Adding dynamics to the Human Connectome Project with MEG

Abstract

The Human Connectome Project (HCP) seeks to map the structural and functional connections between network elements in the human brain. Magnetoencephalography (MEG) provides a temporally rich source of information on brain network dynamics and represents one source of functional connectivity data to be provided by the HCP. High quality MEG data will be collected from 50 twin pairs both in the resting state and during performance of motor, working memory and language tasks. These data will be available to the general community. Additionally, using the cortical parcellation scheme common to all imaging modalities, the HCP will provide processing pipelines for calculating connection matrices as a function of time and frequency. Together with structural and functional data generated using magnetic resonance imaging methods, these data represent a unique opportunity to investigate brain network connectivity in a large cohort of normal adult human subjects. The analysis pipeline software and the dynamic connectivity matrices that it generates will all be made freely available to the research community.

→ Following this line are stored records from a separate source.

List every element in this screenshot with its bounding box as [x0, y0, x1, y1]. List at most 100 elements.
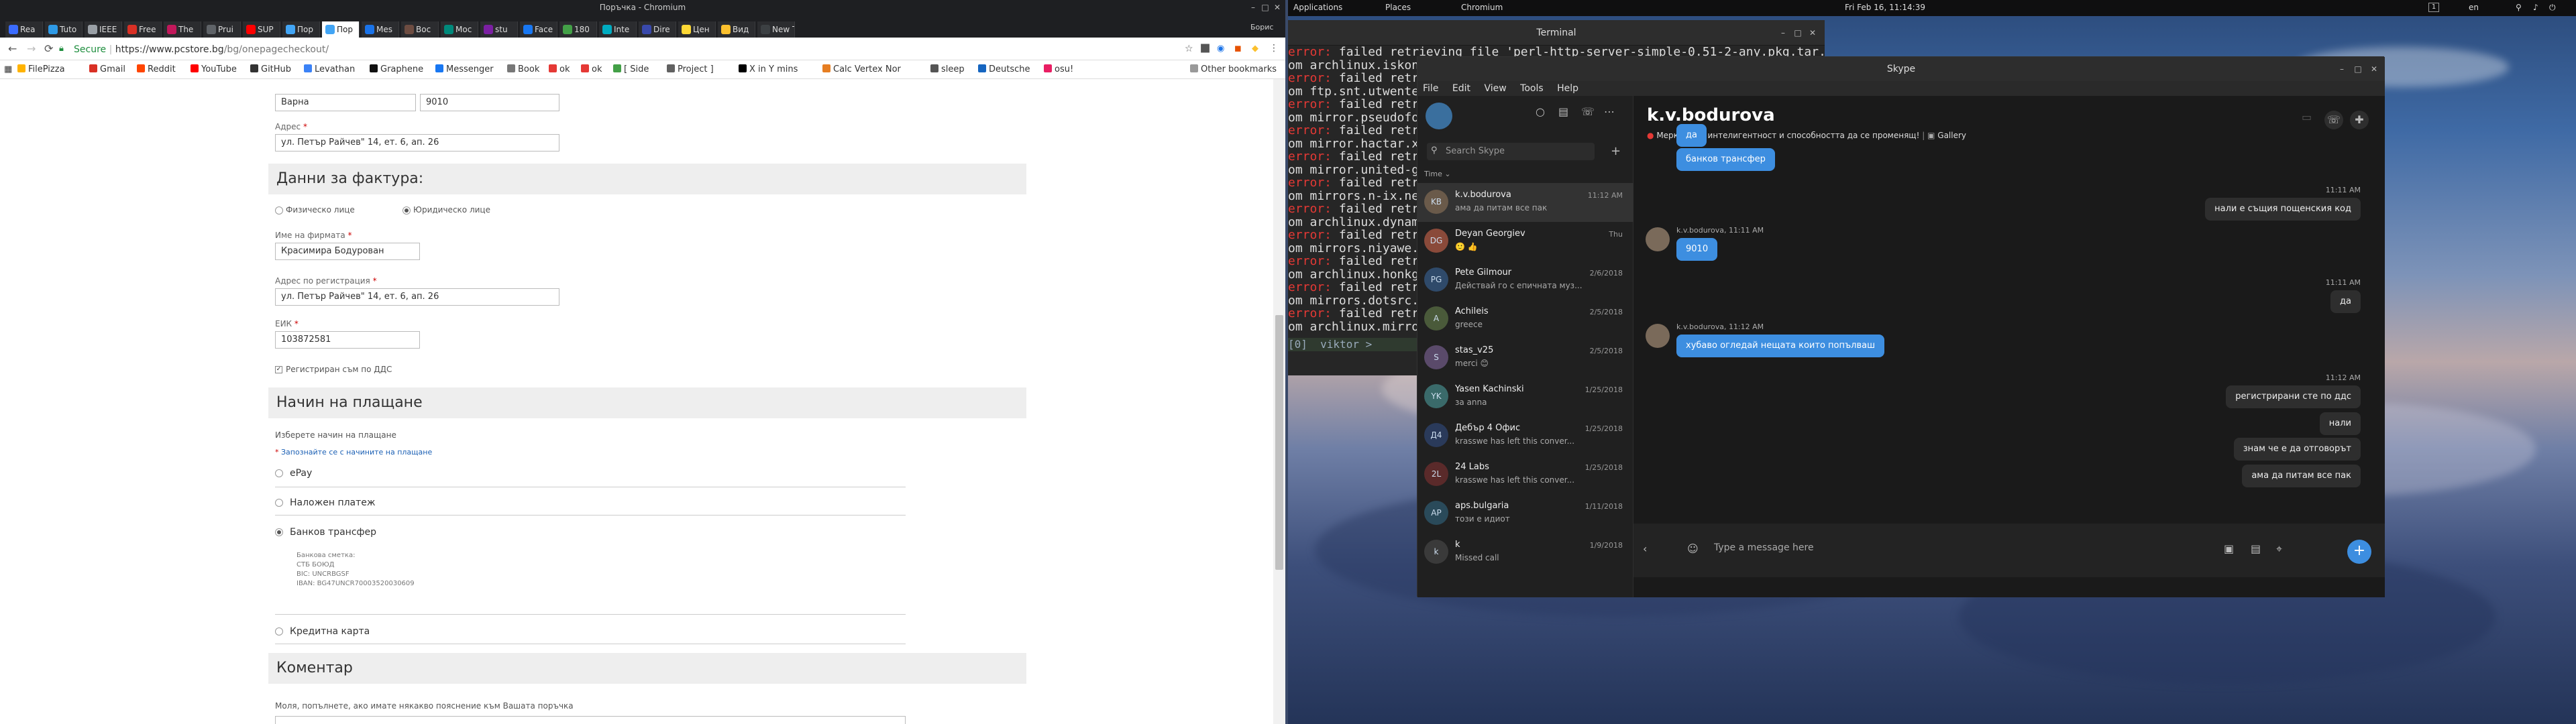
extension-icon[interactable]: ⬛︎	[1201, 44, 1210, 54]
notifications-icon[interactable]: ○	[1536, 105, 1545, 118]
bookmark-item[interactable]: sleep	[930, 64, 965, 74]
bookmark-item[interactable]: YouTube	[191, 64, 237, 74]
payment-radio-epay[interactable]	[275, 469, 283, 477]
back-icon[interactable]: ←	[8, 42, 17, 55]
close-icon[interactable]: ✕	[1807, 27, 1818, 38]
browser-tab[interactable]: Inte	[599, 21, 637, 38]
company-radio[interactable]	[402, 206, 411, 215]
maximize-icon[interactable]: □	[2353, 64, 2363, 74]
contact-item[interactable]: PG Pete Gilmour Действай го с епичната муз…	[1417, 261, 1633, 300]
lock-icon[interactable]: 🔒︎	[59, 44, 64, 54]
bookmark-item[interactable]: GitHub	[250, 64, 291, 74]
bookmark-item[interactable]: Deutsche	[978, 64, 1030, 74]
browser-tab[interactable]: Mes	[362, 21, 399, 38]
extension-icon[interactable]: ◆	[1252, 44, 1258, 54]
clock[interactable]: Fri Feb 16, 11:14:39	[1845, 3, 1925, 12]
bookmark-item[interactable]: ok	[549, 64, 570, 74]
browser-tab[interactable]: stu	[480, 21, 518, 38]
individual-radio[interactable]	[275, 206, 283, 215]
minimize-icon[interactable]: –	[1778, 27, 1788, 38]
message-bubble[interactable]: хубаво огледай нещата които попълваш	[1676, 335, 1885, 357]
browser-tab[interactable]: The	[164, 21, 201, 38]
message-bubble[interactable]: да	[2330, 290, 2361, 313]
chat-contact-name[interactable]: k.v.bodurova	[1647, 105, 1775, 125]
browser-tab[interactable]: New Ta	[757, 21, 795, 38]
message-bubble[interactable]: нали е същия пощенския код	[2205, 198, 2361, 221]
message-bubble[interactable]: ама да питам все пак	[2242, 465, 2361, 487]
menu-edit[interactable]: Edit	[1452, 83, 1470, 94]
forward-icon[interactable]: →	[27, 42, 36, 55]
new-chat-icon[interactable]: +	[1611, 144, 1621, 158]
reload-icon[interactable]: ⟳	[44, 42, 53, 55]
address-bar[interactable]: Secure | https://www.pcstore.bg/bg/onepa…	[74, 42, 1174, 58]
more-options-icon[interactable]: ⋯	[1604, 105, 1615, 118]
message-bubble[interactable]: нали	[2319, 412, 2361, 435]
bookmark-item[interactable]: Gmail	[89, 64, 125, 74]
browser-tab[interactable]: Вид	[718, 21, 755, 38]
message-bubble[interactable]: регистрирани сте по ддс	[2226, 385, 2361, 408]
profile-name[interactable]: Борис	[1250, 23, 1273, 32]
bookmark-item[interactable]: Calc Vertex Nor	[822, 64, 901, 74]
browser-tab[interactable]: IEEE	[85, 21, 122, 38]
location-icon[interactable]: ⌖	[2276, 542, 2282, 556]
browser-tab[interactable]: Moc	[441, 21, 478, 38]
contact-item[interactable]: 2L 24 Labs krasswe has left this conver...…	[1417, 455, 1633, 494]
browser-tab[interactable]: Dire	[639, 21, 676, 38]
add-people-icon[interactable]: ✚	[2350, 111, 2369, 129]
message-input[interactable]: Type a message here	[1714, 542, 1814, 553]
extension-icon[interactable]: ◼	[1234, 44, 1242, 54]
browser-tab[interactable]: Free	[124, 21, 162, 38]
close-icon[interactable]: ✕	[1272, 2, 1283, 13]
contact-item[interactable]: Sstas_v25 merci 😊 2/5/2018	[1417, 339, 1633, 377]
postcode-field[interactable]: 9010	[420, 94, 559, 111]
bookmark-item[interactable]: [ Side	[613, 64, 649, 74]
bookmark-item[interactable]: Levathan	[304, 64, 355, 74]
contact-item[interactable]: DG Deyan Georgiev 🙂 👍 Thu	[1417, 222, 1633, 261]
sort-dropdown[interactable]: Time ⌄	[1424, 170, 1451, 178]
bookmark-item[interactable]: ok	[581, 64, 602, 74]
payment-radio-bank[interactable]	[275, 528, 283, 536]
chevron-left-icon[interactable]: ‹	[1643, 542, 1647, 555]
city-field[interactable]: Варна	[275, 94, 416, 111]
eik-field[interactable]: 103872581	[275, 331, 420, 349]
bookmark-item[interactable]: Messenger	[435, 64, 494, 74]
bookmark-item[interactable]: FilePizza	[17, 64, 65, 74]
company-name-field[interactable]: Красимира Бодурован	[275, 243, 420, 260]
payment-radio-cod[interactable]	[275, 499, 283, 507]
contact-item[interactable]: AP aps.bulgaria този е идиот 1/11/2018	[1417, 494, 1633, 533]
reg-address-field[interactable]: ул. Петър Райчев" 14, ет. 6, ап. 26	[275, 288, 559, 306]
message-bubble[interactable]: да	[1676, 124, 1707, 147]
attach-file-icon[interactable]: ▤	[2251, 542, 2261, 555]
bookmark-item[interactable]: osu!	[1044, 64, 1073, 74]
menu-help[interactable]: Help	[1557, 83, 1578, 94]
message-bubble[interactable]: банков трансфер	[1676, 148, 1775, 171]
bookmark-item[interactable]: Graphene	[370, 64, 423, 74]
bookmark-item[interactable]: X in Y mins	[739, 64, 798, 74]
applications-menu[interactable]: Applications	[1293, 3, 1342, 12]
close-icon[interactable]: ✕	[2369, 64, 2379, 74]
address-field[interactable]: ул. Петър Райчев" 14, ет. 6, ап. 26	[275, 134, 559, 152]
send-button[interactable]: +	[2347, 540, 2371, 564]
message-bubble[interactable]: 9010	[1676, 238, 1718, 261]
extension-icon[interactable]: ◉	[1217, 44, 1224, 54]
volume-icon[interactable]: ♪	[2533, 3, 2538, 12]
browser-tab[interactable]: SUP	[243, 21, 280, 38]
search-input[interactable]: Search Skype	[1427, 143, 1595, 160]
maximize-icon[interactable]: □	[1260, 2, 1271, 13]
gallery-link[interactable]: Gallery	[1937, 131, 1966, 140]
message-bubble[interactable]: знам че е да отговорът	[2233, 438, 2361, 461]
active-window-menu[interactable]: Chromium	[1461, 3, 1503, 12]
browser-tab[interactable]: Rea	[5, 21, 43, 38]
menu-tools[interactable]: Tools	[1520, 83, 1544, 94]
contact-item[interactable]: KB k.v.bodurova ама да питам все пак 11:12 …	[1417, 183, 1633, 222]
bookmark-item[interactable]: Reddit	[137, 64, 176, 74]
menu-view[interactable]: View	[1484, 83, 1506, 94]
other-bookmarks-folder[interactable]: Other bookmarks	[1190, 64, 1277, 74]
page-scrollbar[interactable]	[1273, 79, 1285, 724]
vat-checkbox[interactable]: ✓	[275, 366, 282, 373]
bookmark-item[interactable]: Project ]	[667, 64, 714, 74]
browser-tab[interactable]: 180	[559, 21, 597, 38]
scrollbar-thumb[interactable]	[1275, 315, 1283, 570]
minimize-icon[interactable]: –	[1248, 2, 1258, 13]
contacts-icon[interactable]: ▤	[1558, 105, 1568, 118]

Keywords: Connectome; Functional connectivity; Magnetoencephalography (MEG); Processing pipeline.

Figure 1

Data Acquisition. Data will be collected on a whole head 4D Neuroimaging system housed in a magnetically shielded room at Saint Louis University (SLU). The MEG system includes 248 magnetometer channels together with 23 reference channels. Data will be sampled at 2 kHz and delta encoding is used to increase readout resolution, providing a quantization of ~0.3 fT. Spatial digitization of head shape and fiducials will be accomplished using a Polhemus FASTRAK-III system. A Sun Blade running 64 bit Solaris 8 Unix and communicating with a dedicated UltraAX-12 system is used for data collection and sensor configuration. Following data acquisition, data will be uploaded via https to the Washington University in St. Louis (WashU) internal HCP database. Public data releases will be accomplished through the external ConnectomeDB interface.

Figure 2

MEG Analysis Pipelines. The upper part of the pipeline labelled as “raw data” operates on the entire data set and is shared between the task and rest pipelines. For TASK (left panel), the box labelled as “all trials” operates on the concatenated epochs from all conditions; the box labelled “contrasts” operates on epochs of individual conditions and contrasts between conditions. For REST (right panel), the box labelled “single subject ICA” operates on temporal ICs at the individual level and the box labelled “group level ICA” operates on spatial ICA at the group level.

Figure 3

The motor task paradigm consists of a set of hand and foot movements (A) performed with both right (RH/RF) and left (LH/LF) limbs. A block design matching that used in task fMRI paces each movement (B). Each block begins with a 3 sec cue telling the subject which appendage to move in that trial.

Figure 4

The working memory paradigm is designed to match the N-back task performed during task fMRI. For MEG studies, only two categories are presented (A) in a block design of 16 task blocks in each of two runs. (B) illustrates the design for a 2-back face task.

Figure 5

Resting State Network Analysis. Upper: Seed-based approach allowing the study of network segregation/integration. Upper left: segregated RSNs obtained in the related MCWs; upper right: 3D plot of covariance across RSN nodes showing the central role of DMN. Lower: Comparison of brain networks obtained using ICA independently on MEG [Lower] and fMRI [Upper] data. (A) DMN; (B) left lateral frontoparietal network; (C) right lateral frontoparietal network; (D) sensorimotor network; (E) medial parietal regions; (F) visual network; (G) frontal lobes including anterior cingulate cortex; (H) cerebellum.

Figure 6

Frequency specific source localization (A) and connectivity map based on Talairach atlas labeling scheme (Lancaster et al., 2000). (A) DICS source modeling in the beta band for LH movement in the motor task (−0.5-0 sec before movement onset). Beta band power is greatest in motor and more posterior regions. (B) Seed regions of interest were placed bilaterally in Brodmann’s area 4, and imaginary coherence calculated in the beta band −0.5-0 sec before movement onset. Note high levels of connectivity cross-hemispherically to homolateral motor cortex and medial prefrontal regions. Line thickness is proportional to the value of imaginary coherence, blue lines represent connections originating in the left hemisphere, and red lines originate in the right hemisphere.